Yale exposed his works at the exhibition of the Industrial Painters Group in 1962. Terence Cuneo was the association's president as well as one of the featured artist. The exhibition was at Guildhall in the City of London. Others artists at the exhibition with Yale included Charlotte Halliday, daughter of artist Edward Halliday, Druie Bowett, Hermione Hammond, painter Harry Baines, husband of artist Pauline Baines, and others.

In 1966, Yale received with his wife at their home in Montreal Miss Lillian Chartrand, to be married with the Chief Justice of Canada, John Richard, appointed by Prime Minister Jean Chrétien. In 1968, Yale designed an annual memorative envelope on Shakespeare's birthday, in black on yellow, depicting a miniature reproduction of the page of The First Folio edition of Shakespeare, and some drawings of his characters such as Julius Caesar and King Lear. The envelopes were made under the Stratford-upon-Avon Philatelic Society, members of the Association of British Philatelic Societies, seated at Stratford-on-Avon Racecourse.

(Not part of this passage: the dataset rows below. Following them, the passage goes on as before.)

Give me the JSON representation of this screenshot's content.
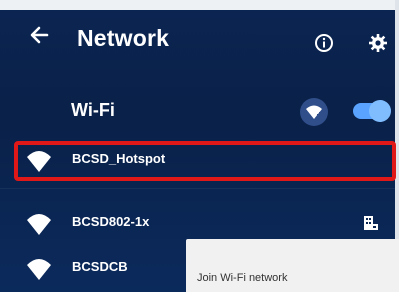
{
  "header": {
    "title": "Network",
    "back_icon": "back-arrow-icon",
    "info_icon": "info-icon",
    "settings_icon": "gear-icon"
  },
  "wifi": {
    "label": "Wi-Fi",
    "add_icon": "add-network-icon",
    "enabled": true
  },
  "networks": [
    {
      "name": "BCSD_Hotspot",
      "icon": "wifi-signal-icon",
      "secured": false,
      "highlighted": true
    },
    {
      "name": "BCSD802-1x",
      "icon": "wifi-signal-icon",
      "secured": true,
      "secure_icon": "enterprise-lock-icon"
    },
    {
      "name": "BCSDCB",
      "icon": "wifi-signal-icon",
      "secured": false
    }
  ],
  "dialog": {
    "title": "Join Wi-Fi network"
  },
  "colors": {
    "background": "#0b2552",
    "highlight": "#e01818",
    "toggle": "#5aa4ff"
  }
}
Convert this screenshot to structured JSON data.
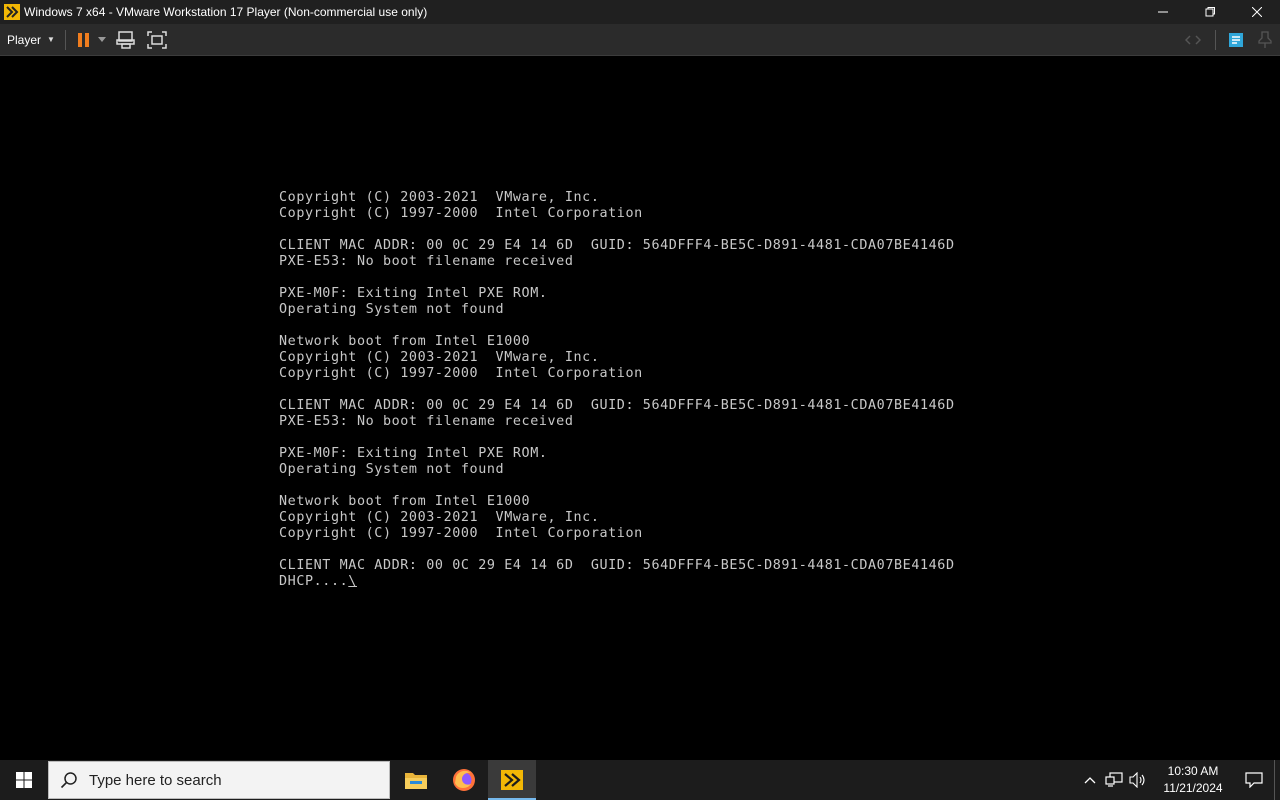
{
  "window": {
    "title": "Windows 7 x64 - VMware Workstation 17 Player (Non-commercial use only)",
    "controls": {
      "minimize": "–",
      "maximize": "□",
      "close": "✕"
    }
  },
  "toolbar": {
    "player_label": "Player",
    "icons": [
      "pause-icon",
      "dropdown-icon",
      "send-ctrl-alt-del-icon",
      "fullscreen-icon",
      "unity-icon",
      "library-icon",
      "message-log-icon"
    ]
  },
  "console": {
    "lines": [
      "Copyright (C) 2003-2021  VMware, Inc.",
      "Copyright (C) 1997-2000  Intel Corporation",
      "",
      "CLIENT MAC ADDR: 00 0C 29 E4 14 6D  GUID: 564DFFF4-BE5C-D891-4481-CDA07BE4146D",
      "PXE-E53: No boot filename received",
      "",
      "PXE-M0F: Exiting Intel PXE ROM.",
      "Operating System not found",
      "",
      "Network boot from Intel E1000",
      "Copyright (C) 2003-2021  VMware, Inc.",
      "Copyright (C) 1997-2000  Intel Corporation",
      "",
      "CLIENT MAC ADDR: 00 0C 29 E4 14 6D  GUID: 564DFFF4-BE5C-D891-4481-CDA07BE4146D",
      "PXE-E53: No boot filename received",
      "",
      "PXE-M0F: Exiting Intel PXE ROM.",
      "Operating System not found",
      "",
      "Network boot from Intel E1000",
      "Copyright (C) 2003-2021  VMware, Inc.",
      "Copyright (C) 1997-2000  Intel Corporation",
      "",
      "CLIENT MAC ADDR: 00 0C 29 E4 14 6D  GUID: 564DFFF4-BE5C-D891-4481-CDA07BE4146D"
    ],
    "last_line": "DHCP....",
    "cursor": "\\"
  },
  "taskbar": {
    "search_placeholder": "Type here to search",
    "apps": [
      "file-explorer-icon",
      "firefox-icon",
      "vmware-player-icon"
    ],
    "tray_icons": [
      "chevron-up-icon",
      "network-icon",
      "volume-icon"
    ],
    "time": "10:30 AM",
    "date": "11/21/2024"
  },
  "colors": {
    "titlebar": "#202020",
    "toolbar": "#2b2b2b",
    "console_text": "#c8c8c8",
    "taskbar": "#1c1c1c",
    "pause_orange": "#f07d1e",
    "vmware_yellow": "#f2b705"
  }
}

In 1969, for the commemoration of William Shakespeare's birthday, he designed a second serie of special envelopes showing characters from "The Merry Wives of Windsor", played at the Royal Shakespeare Theatre in England, property of the Royal Shakespeare Company. It was also issued by the Straford-upon-Avon Philatelic Society.

John Yale died in 1998 in Ludlow, Shropshire, England, near Birmingham. His mother Claire Yale had died one year before in 1997. His son, Jean Yale, was a radio host and worked in Montreal and Paris with artists Charles Dullin, René Simon and Sita Riddez. He also worked with artists Paul Guèvremont, Jacques Auger, Jean Desprez and Marcelle Barthe, Royal tour commentator of the young Princess Elizabeth of England.